Читаем Опасная профессия полностью

– Если ты попытаешься вспомнить, боль затопит тебя, страх скует тебя, не поддавайся соблазну вспомнить, боль, только боль и страх тебя ждут, ничего другого, только боль и страх…


– Как же долго я ждал этой встречи! – рявкнул Вишневецкий, схватив за ворот куртки Доронина. Одним рывком втащил в номер и тотчас захлопнул дверь. Обернулся, Айдар успел только схватиться за кобуру – и тут же отлетел под ноги Сытенских. Семен взял пистолет, отсоединил магазин, передернул затвор. Патрон упал, негромко стукнувшись о паркет. – Гаденыш, сколько ж я мучился по твоей милости.

– Что это? – одними губами спросил Сытенских.

– Что? Убить пришел. Да, падаль? – он попытался с силой всадить в бок поднимающегося Доронина носок тяжелого ботинка на платформе. Да только Айдар ловко увернулся, перехватил ногу и, крутанув, отбросил Вишневецкого в сторону. Оба медленно поднялись.

– Конечно. Думаешь, я позволю тебе вспомнить и остаться безнаказанным?

– Ты меня никогда не оставлял, так ведь? Мозги крутил своими идеалами, наставлял на путь истинный. Интересно, что сейчас переменилось?

– Ничего. Я по-прежнему служу отечеству, и не из-за кнута или за пряник.

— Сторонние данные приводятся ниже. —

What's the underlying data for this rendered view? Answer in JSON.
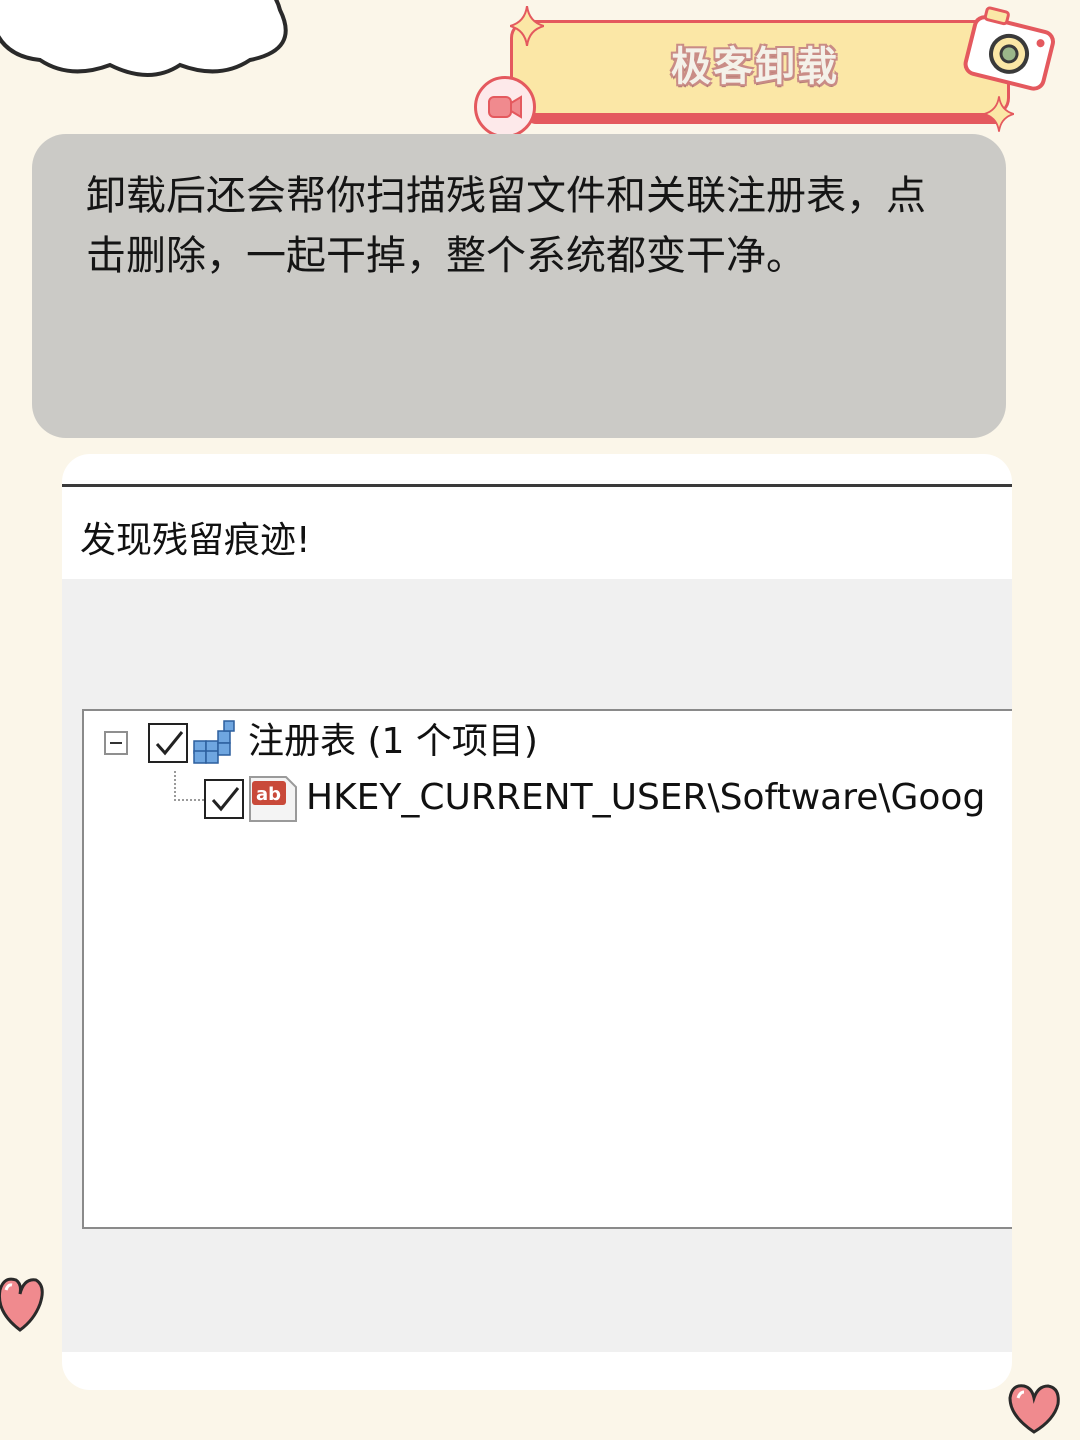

– А ничего, что родина поменялась? Или неважно, кому прислуживать.

Доронин потемнел лицом.

– Родина по-прежнему со мной. И я…

– Хватит, наслушался. Ты все время за мной приглядывал?

– Я потерял тебя, когда ты из города свалил. Хвала нашему знакомцу, он нашел, приспичило же журналисту выискивать виновных той резни. Да все виновны, все, будто неясно. Мы страну спасали! – и чуть отдышавшись, продолжил: – Неплохой блок я поставил, раз тебя столько допрашивали, а все без толку…

– А ты и рад-радешенек.

– Конечно, тогда я за тобой присматривал. Молодец, ничего не сказал. В отличие от некоторых других, поязыкастей.

– Были и другие?

– Конечно, – хмыкнул Доронин. – На одном тебе свет клином не сошелся, я многих курировал, что до, что после. А то жаждут крови, а как пустят – бегут прочь. Все самому поправлять приходится, а то они уже беспамятны и тем довольны.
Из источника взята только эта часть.